Impactful leadership methods for nursing informatics: Embracing new ideas and methodologies will empower and support nurses ensuring clinical data integrity will enhance patient-centered care along the healthcare continuum through the following: development, engagement, and enforcement of policies, rules, and regulations related to data exchange; conduction of transparent data quality reviews followed by education; usability of analysis and results; collaboration with entire healthcare ecosystem to repair identified issues and poor data content; and discussion of change management methodology. Nurses can drive change management by participating in vendor user groups as advocate for high clinical data quality which will improve both clinician and patient satisfaction; providing input to establish evidence-based best practices; identifying data gaps and the development of action plans to improve interoperability; application of nursing clinical and institutional knowledge to develop healthcare policies that advocate for patients, consumers, nurses, and all involved in clinical care.

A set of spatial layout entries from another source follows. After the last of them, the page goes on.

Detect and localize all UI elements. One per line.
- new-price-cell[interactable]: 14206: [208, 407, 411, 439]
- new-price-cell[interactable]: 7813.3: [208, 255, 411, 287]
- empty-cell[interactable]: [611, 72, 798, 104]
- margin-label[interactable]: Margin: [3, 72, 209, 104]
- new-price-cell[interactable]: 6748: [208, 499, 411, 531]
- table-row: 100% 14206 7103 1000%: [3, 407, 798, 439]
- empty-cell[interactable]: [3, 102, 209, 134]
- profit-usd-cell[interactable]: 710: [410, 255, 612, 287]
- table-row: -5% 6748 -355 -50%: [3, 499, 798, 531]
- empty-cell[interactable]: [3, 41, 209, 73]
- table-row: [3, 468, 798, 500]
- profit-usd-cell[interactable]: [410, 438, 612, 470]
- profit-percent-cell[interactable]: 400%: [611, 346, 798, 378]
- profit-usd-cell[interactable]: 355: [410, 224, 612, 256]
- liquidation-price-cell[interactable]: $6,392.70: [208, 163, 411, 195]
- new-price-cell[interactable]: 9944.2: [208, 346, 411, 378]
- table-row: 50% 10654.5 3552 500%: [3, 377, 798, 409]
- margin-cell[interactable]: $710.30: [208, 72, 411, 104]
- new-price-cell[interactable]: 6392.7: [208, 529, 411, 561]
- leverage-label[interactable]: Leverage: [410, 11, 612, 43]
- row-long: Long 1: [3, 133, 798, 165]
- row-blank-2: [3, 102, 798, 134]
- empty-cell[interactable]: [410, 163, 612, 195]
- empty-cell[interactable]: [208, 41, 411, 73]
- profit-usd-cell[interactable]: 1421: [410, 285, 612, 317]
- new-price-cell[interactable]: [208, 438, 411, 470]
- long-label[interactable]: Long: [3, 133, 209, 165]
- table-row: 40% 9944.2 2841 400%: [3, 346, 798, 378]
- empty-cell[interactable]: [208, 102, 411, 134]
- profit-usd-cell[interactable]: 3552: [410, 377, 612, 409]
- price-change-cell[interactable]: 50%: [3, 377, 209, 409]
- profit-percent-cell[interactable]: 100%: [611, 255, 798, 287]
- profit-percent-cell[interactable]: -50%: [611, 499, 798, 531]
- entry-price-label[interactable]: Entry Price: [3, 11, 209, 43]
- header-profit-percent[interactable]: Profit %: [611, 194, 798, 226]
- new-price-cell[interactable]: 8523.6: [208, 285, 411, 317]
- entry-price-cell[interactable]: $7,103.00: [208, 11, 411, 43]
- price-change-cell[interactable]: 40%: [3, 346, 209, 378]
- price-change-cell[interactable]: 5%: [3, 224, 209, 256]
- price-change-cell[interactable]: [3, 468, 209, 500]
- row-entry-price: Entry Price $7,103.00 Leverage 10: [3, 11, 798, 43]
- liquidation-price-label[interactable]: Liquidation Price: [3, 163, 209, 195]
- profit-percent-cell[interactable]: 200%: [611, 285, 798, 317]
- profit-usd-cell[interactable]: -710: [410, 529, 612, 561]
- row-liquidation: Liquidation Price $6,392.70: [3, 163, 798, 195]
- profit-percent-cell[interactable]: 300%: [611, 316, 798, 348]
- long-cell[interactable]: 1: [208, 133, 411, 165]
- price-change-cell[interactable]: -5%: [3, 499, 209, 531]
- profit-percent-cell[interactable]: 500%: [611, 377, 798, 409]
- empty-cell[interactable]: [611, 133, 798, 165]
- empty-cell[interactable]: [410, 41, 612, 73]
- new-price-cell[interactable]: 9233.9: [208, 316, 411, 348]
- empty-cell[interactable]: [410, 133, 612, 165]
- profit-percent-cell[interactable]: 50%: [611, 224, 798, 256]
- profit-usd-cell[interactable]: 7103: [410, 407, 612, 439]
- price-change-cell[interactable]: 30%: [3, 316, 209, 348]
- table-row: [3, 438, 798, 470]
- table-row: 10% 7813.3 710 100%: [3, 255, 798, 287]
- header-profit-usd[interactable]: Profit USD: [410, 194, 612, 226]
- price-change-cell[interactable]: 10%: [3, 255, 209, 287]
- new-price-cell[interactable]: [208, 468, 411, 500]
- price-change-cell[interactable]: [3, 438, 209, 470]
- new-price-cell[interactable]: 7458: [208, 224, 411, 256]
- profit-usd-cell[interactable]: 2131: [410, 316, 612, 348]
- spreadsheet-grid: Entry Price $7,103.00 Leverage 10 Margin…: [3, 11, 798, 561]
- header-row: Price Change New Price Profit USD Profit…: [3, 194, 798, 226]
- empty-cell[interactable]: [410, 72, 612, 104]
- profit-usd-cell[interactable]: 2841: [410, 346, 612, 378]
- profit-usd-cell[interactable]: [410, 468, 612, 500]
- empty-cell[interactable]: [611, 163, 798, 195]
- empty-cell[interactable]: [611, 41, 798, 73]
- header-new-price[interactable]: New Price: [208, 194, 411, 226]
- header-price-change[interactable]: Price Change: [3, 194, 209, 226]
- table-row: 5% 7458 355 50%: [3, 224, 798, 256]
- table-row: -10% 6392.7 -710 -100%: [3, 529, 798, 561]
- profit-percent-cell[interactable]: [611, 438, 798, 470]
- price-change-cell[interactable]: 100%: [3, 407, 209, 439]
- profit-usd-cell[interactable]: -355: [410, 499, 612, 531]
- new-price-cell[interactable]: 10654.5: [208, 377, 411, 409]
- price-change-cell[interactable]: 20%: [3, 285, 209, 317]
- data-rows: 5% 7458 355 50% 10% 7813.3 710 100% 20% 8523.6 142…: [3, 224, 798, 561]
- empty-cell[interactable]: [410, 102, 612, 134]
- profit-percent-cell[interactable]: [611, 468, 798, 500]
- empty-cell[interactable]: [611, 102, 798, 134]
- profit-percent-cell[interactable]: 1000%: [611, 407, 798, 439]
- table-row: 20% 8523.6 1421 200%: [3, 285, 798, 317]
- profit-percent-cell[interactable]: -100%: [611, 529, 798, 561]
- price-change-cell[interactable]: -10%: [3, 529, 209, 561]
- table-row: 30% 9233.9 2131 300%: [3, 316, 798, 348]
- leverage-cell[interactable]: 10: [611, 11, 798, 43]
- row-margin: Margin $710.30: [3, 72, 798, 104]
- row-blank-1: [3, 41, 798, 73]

Empower clinical transformation: Transformation in a healthcare organization is possible through participation and empowerment of the entire staff population and establishing practices and policies that leverage technology, (artificial intelligence/analytics) to automate time consuming tasks that are prone to error, thus reducing manpower and operational cost; foster an environment of change and improvement through work groups that guide policy changes; create a community of trust between partners, vendors, and organizations that builds the value-added proposition; and advocate for policies and procedures that build patient/provider trust and data quality improvement.
Conclusion: To affect change across the patient experience, the entire healthcare ecosystem must embrace positive transformations of policy and technology while empowering those involved in direct clinical care. Working together they can create an environment of awareness to improve clinical data quality through engagement and thereby increase success in patient centered care and satisfaction.